Compute them in CPU and loads them to shared memory in the kernel?

Your method is fine as it is.
But if that per-block compute is so slow, you could precompute the results as a table. You could use the CPU as gshi recommended, or perhaps even better, use the GPU itself.
DO this by running TWO kernels. The first kernel builds the table. Each thread in the first kernel computes the BLOCK precompute used by the second table.
This would be efficient if you have more than 5000 blocks or so.
The efficiency comes from the fact that the init kernel will be using every thread and nobody is waiting. The time to write the result to device memory and then for the second kernel to read it is pretty small.
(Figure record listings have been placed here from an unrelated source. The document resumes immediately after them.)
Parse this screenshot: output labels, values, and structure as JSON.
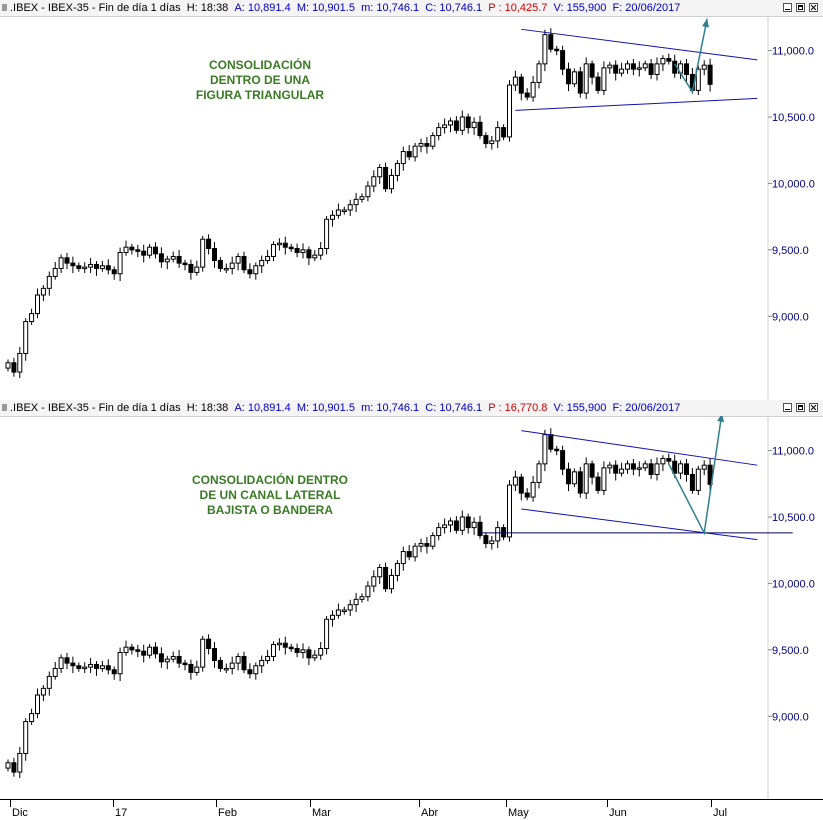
{
  "panels": [
    {
      "header": {
        "symbol": ".IBEX - IBEX-35 - Fin de día 1 días",
        "H": "H: 18:38",
        "A": "A: 10,891.4",
        "M": "M: 10,901.5",
        "m": "m: 10,746.1",
        "C": "C: 10,746.1",
        "P": "P : 10,425.7",
        "V": "V: 155,900",
        "F": "F: 20/06/2017"
      },
      "annotation": "CONSOLIDACIÓN\nDENTRO DE UNA\nFIGURA TRIANGULAR"
    },
    {
      "header": {
        "symbol": ".IBEX - IBEX-35 - Fin de día 1 días",
        "H": "H: 18:38",
        "A": "A: 10,891.4",
        "M": "M: 10,901.5",
        "m": "m: 10,746.1",
        "C": "C: 10,746.1",
        "P": "P : 16,770.8",
        "V": "V: 155,900",
        "F": "F: 20/06/2017"
      },
      "annotation": "CONSOLIDACIÓN DENTRO\nDE UN CANAL LATERAL\nBAJISTA O BANDERA"
    }
  ],
  "x_axis": {
    "months": [
      "Dic",
      "17",
      "Feb",
      "Mar",
      "Abr",
      "May",
      "Jun",
      "Jul"
    ]
  },
  "colors": {
    "axis_label": "#000080",
    "trendline": "#1010b0",
    "projection": "#2f7f8f",
    "annotation": "#3a7a25"
  },
  "chart_data": [
    {
      "type": "candlestick",
      "title": ".IBEX - IBEX-35 - Fin de día 1 días",
      "y_ticks": [
        9000,
        9500,
        10000,
        10500,
        11000
      ],
      "y_tick_labels": [
        "9,000.0",
        "9,500.0",
        "10,000.0",
        "10,500.0",
        "11,000.0"
      ],
      "ylim": [
        8460,
        11200
      ],
      "x_categories": [
        "Dic",
        "17",
        "Feb",
        "Mar",
        "Abr",
        "May",
        "Jun",
        "Jul"
      ],
      "closes": [
        8650,
        8580,
        8720,
        8960,
        9020,
        9160,
        9210,
        9300,
        9360,
        9440,
        9400,
        9380,
        9360,
        9370,
        9390,
        9360,
        9380,
        9350,
        9320,
        9480,
        9520,
        9500,
        9490,
        9460,
        9520,
        9470,
        9410,
        9430,
        9450,
        9400,
        9390,
        9330,
        9370,
        9580,
        9510,
        9420,
        9360,
        9360,
        9400,
        9450,
        9350,
        9320,
        9380,
        9420,
        9450,
        9540,
        9550,
        9520,
        9510,
        9480,
        9500,
        9440,
        9460,
        9510,
        9730,
        9760,
        9800,
        9800,
        9840,
        9880,
        9900,
        9980,
        10050,
        10120,
        9960,
        10060,
        10150,
        10240,
        10200,
        10280,
        10300,
        10280,
        10360,
        10420,
        10440,
        10470,
        10400,
        10500,
        10420,
        10460,
        10360,
        10300,
        10320,
        10420,
        10350,
        10740,
        10800,
        10680,
        10650,
        10760,
        10900,
        11120,
        11010,
        11000,
        10860,
        10750,
        10840,
        10680,
        10900,
        10800,
        10700,
        10870,
        10890,
        10830,
        10860,
        10900,
        10860,
        10870,
        10900,
        10820,
        10900,
        10940,
        10920,
        10830,
        10900,
        10820,
        10700,
        10860,
        10890,
        10746
      ],
      "annotations": [
        "CONSOLIDACIÓN DENTRO DE UNA FIGURA TRIANGULAR"
      ]
    },
    {
      "type": "candlestick",
      "title": ".IBEX - IBEX-35 - Fin de día 1 días",
      "y_ticks": [
        9000,
        9500,
        10000,
        10500,
        11000
      ],
      "y_tick_labels": [
        "9,000.0",
        "9,500.0",
        "10,000.0",
        "10,500.0",
        "11,000.0"
      ],
      "ylim": [
        8460,
        11200
      ],
      "x_categories": [
        "Dic",
        "17",
        "Feb",
        "Mar",
        "Abr",
        "May",
        "Jun",
        "Jul"
      ],
      "closes": [
        8650,
        8580,
        8720,
        8960,
        9020,
        9160,
        9210,
        9300,
        9360,
        9440,
        9400,
        9380,
        9360,
        9370,
        9390,
        9360,
        9380,
        9350,
        9320,
        9480,
        9520,
        9500,
        9490,
        9460,
        9520,
        9470,
        9410,
        9430,
        9450,
        9400,
        9390,
        9330,
        9370,
        9580,
        9510,
        9420,
        9360,
        9360,
        9400,
        9450,
        9350,
        9320,
        9380,
        9420,
        9450,
        9540,
        9550,
        9520,
        9510,
        9480,
        9500,
        9440,
        9460,
        9510,
        9730,
        9760,
        9800,
        9800,
        9840,
        9880,
        9900,
        9980,
        10050,
        10120,
        9960,
        10060,
        10150,
        10240,
        10200,
        10280,
        10300,
        10280,
        10360,
        10420,
        10440,
        10470,
        10400,
        10500,
        10420,
        10460,
        10360,
        10300,
        10320,
        10420,
        10350,
        10740,
        10800,
        10680,
        10650,
        10760,
        10900,
        11120,
        11010,
        11000,
        10860,
        10750,
        10840,
        10680,
        10900,
        10800,
        10700,
        10870,
        10890,
        10830,
        10860,
        10900,
        10860,
        10870,
        10900,
        10820,
        10900,
        10940,
        10920,
        10830,
        10900,
        10820,
        10700,
        10860,
        10890,
        10746
      ],
      "annotations": [
        "CONSOLIDACIÓN DENTRO DE UN CANAL LATERAL BAJISTA O BANDERA"
      ]
    }
  ]
}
However small that is, though, if your per-block compute is fast and cheap, that overhead will kill you. As a total unsupported guess, I’d expect you’d need 50 or more operations to make that init kernel be worthwhile.

Kernel launch overhead is 10-25 us but it’s not really terrible compared to most computes.

A constant memory lookup table would be another option. You only need to pre-calculate the sine and cosine of [0,max(gridSize.x,gridSize.y)], which is only 256 floats per function in your example. That would eliminate the overhead of computing the transcendentals and leave you with a multiply. Every thread could do it - constant memory cache would make the reads fast and the floating point multiply is cheap, plus you eliminate the syncthreads call and eliminate some conditional execution. Just a thought.